Amid a political storm over Prime Minister Benjamin Netanyahu’s plans to dismantle a newly created public broadcasting corporation, the state comptroller on Wednesday announced a probe into government conduct over the reforms that created the new broadcaster.
State Comptroller Yosef Shapira instructed auditors to begin collecting materials on the issue following significant criticism over the way it had been handled, a statement released by the oversight body said.
The decision was made due to “the volume of statements on the issue, the fate of hundreds of workers and the matter’s public importance.”

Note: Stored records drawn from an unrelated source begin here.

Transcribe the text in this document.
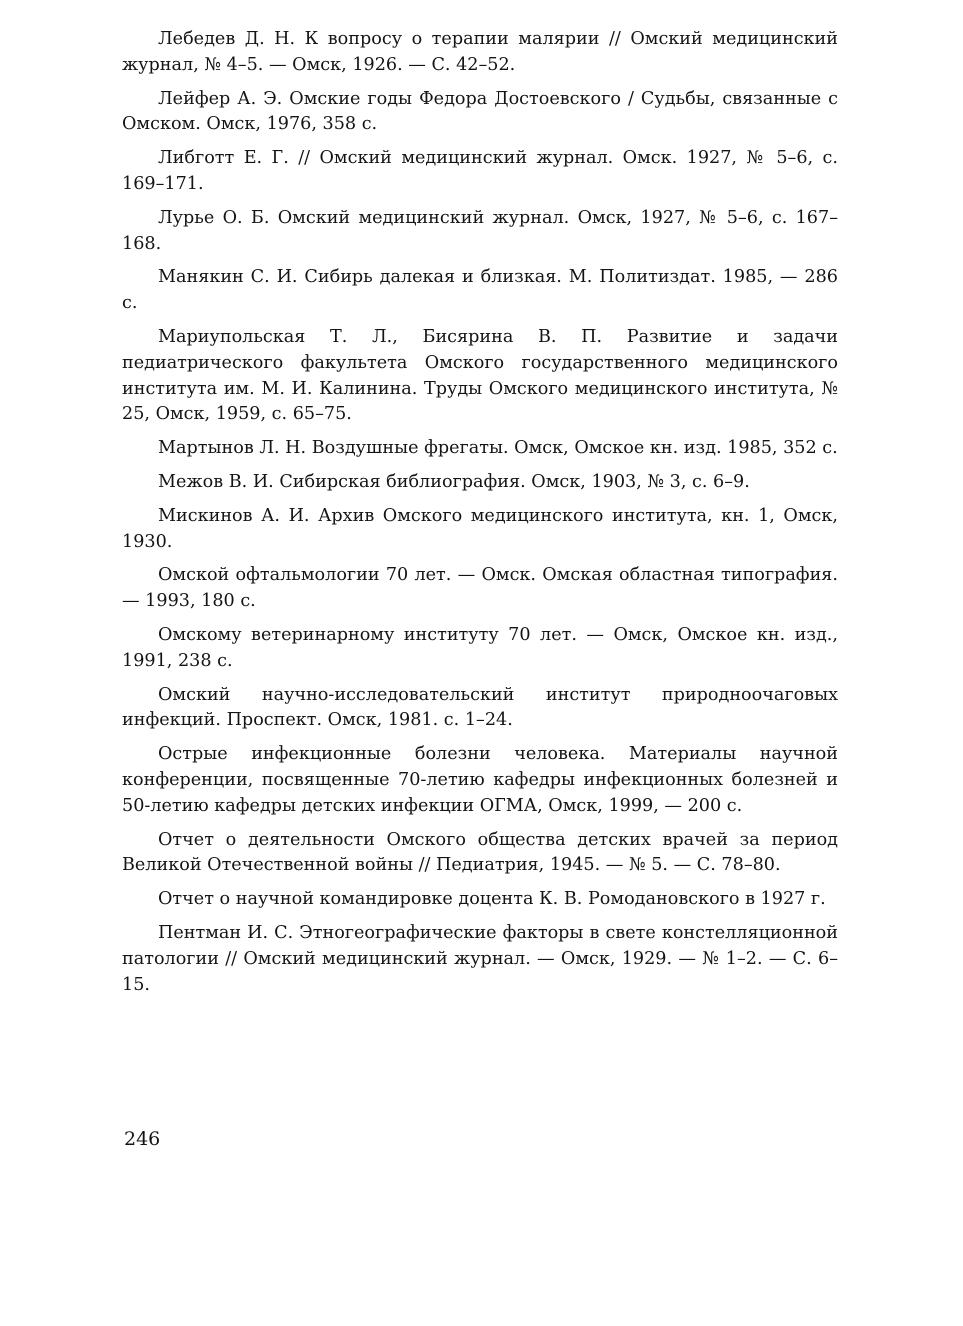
Лебедев Д. Н. К вопросу о терапии малярии // Омский медицинский журнал, № 4–5. — Омск, 1926. — С. 42–52.
Лейфер А. Э. Омские годы Федора Достоевского / Судьбы, связанные с Омском. Омск, 1976, 358 с.
Либготт Е. Г. // Омский медицинский журнал. Омск. 1927, № 5–6, с. 169–171.
Лурье О. Б. Омский медицинский журнал. Омск, 1927, № 5–6, с. 167–168.
Манякин С. И. Сибирь далекая и близкая. М. Политиздат. 1985, — 286 с.
Мариупольская Т. Л., Бисярина В. П. Развитие и задачи педиатрического факультета Омского государственного медицинского института им. М. И. Калинина. Труды Омского медицинского института, № 25, Омск, 1959, с. 65–75.
Мартынов Л. Н. Воздушные фрегаты. Омск, Омское кн. изд. 1985, 352 с.
Межов В. И. Сибирская библиография. Омск, 1903, № 3, с. 6–9.
Мискинов А. И. Архив Омского медицинского института, кн. 1, Омск, 1930.
Омской офтальмологии 70 лет. — Омск. Омская областная типография. — 1993, 180 с.
Омскому ветеринарному институту 70 лет. — Омск, Омское кн. изд., 1991, 238 с.
Омский научно-исследовательский институт природноочаговых инфекций. Проспект. Омск, 1981. с. 1–24.
Острые инфекционные болезни человека. Материалы научной конференции, посвященные 70-летию кафедры инфекционных болезней и 50-летию кафедры детских инфекции ОГМА, Омск, 1999, — 200 с.
Отчет о деятельности Омского общества детских врачей за период Великой Отечественной войны // Педиатрия, 1945. — № 5. — С. 78–80.
Отчет о научной командировке доцента К. В. Ромодановского в 1927 г.
Пентман И. С. Этногеографические факторы в свете констелляционной патологии // Омский медицинский журнал. — Омск, 1929. — № 1–2. — С. 6–15.

246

In 2014, the Knesset passed wide-reaching reforms closing the ailing Israel Broadcasting Authority, which politicians at the time described as increasingly irrelevant and costly, and replacing it with a new broadcasting corporation called “Kan.”
The legislation, advanced by then-communications minister Gilad Erdan, who is now the public security minister, aimed to ensure greater editorial independence for the new corporation compared to the IBA, exempting it from government oversight rules that apply to most other public corporations and severely curtailing the ability of politicians to intervene in content and senior staff appointments.
In July, however, Netanyahu decided to extend the life of the IBA and delay the launch of the new corporation.
Now, with millions spent and the broadcaster poised to go on air, Netanyahu is seeking to preemptively shut it down altogether and instead “rehabilitate” the IBA.
But Likud-led negotiations suggest that “rehabilitation” will mean more drastic cuts to the IBA, with trade unions reportedly being pushed to accept a further 300 redundancies and a 15 percent cut in salaries across the board.
A spokesman for the State Comptroller’s office told The Times of Israel that the audit would probe both the stalled reforms and the government plans for the IBA.
The Comptroller’s announcement came after the Knesset Economics Affairs Committee held an emergency meeting Wednesday to debate the recent developments where lawmakers from both the coalition and opposition voiced concerns over the long-term damage to Israel’s media landscape.
Finance Minister Moshe Kahlon broke his silence on the issue Monday, threatening to torpedo the effort by vetoing the bill.
Kahlon, a former communications minister from Likud who later struck out to form his own party, boycotted a planned cabinet vote on the issue Sunday, forcing Netanyahu to delay the poll for a week. He also skipped the prime minister’s Knesset speech on Monday.
Jewish Home chair Naftali Bennett also said Monday that he would oppose the new bill.
Under coalition agreements, the parties must vote in favor of all media reforms backed by Netanyahu. But it was not immediately clear what that would mean for parties opposing the cancellation of the corporation, which has yet to begin broadcasting.
Opposition leader Isaac Herzog slammed Netanyahu in his Monday speech at the Knesset opening, accusing him of leading “a coup” against Israeli democratic institutions, and especially the media.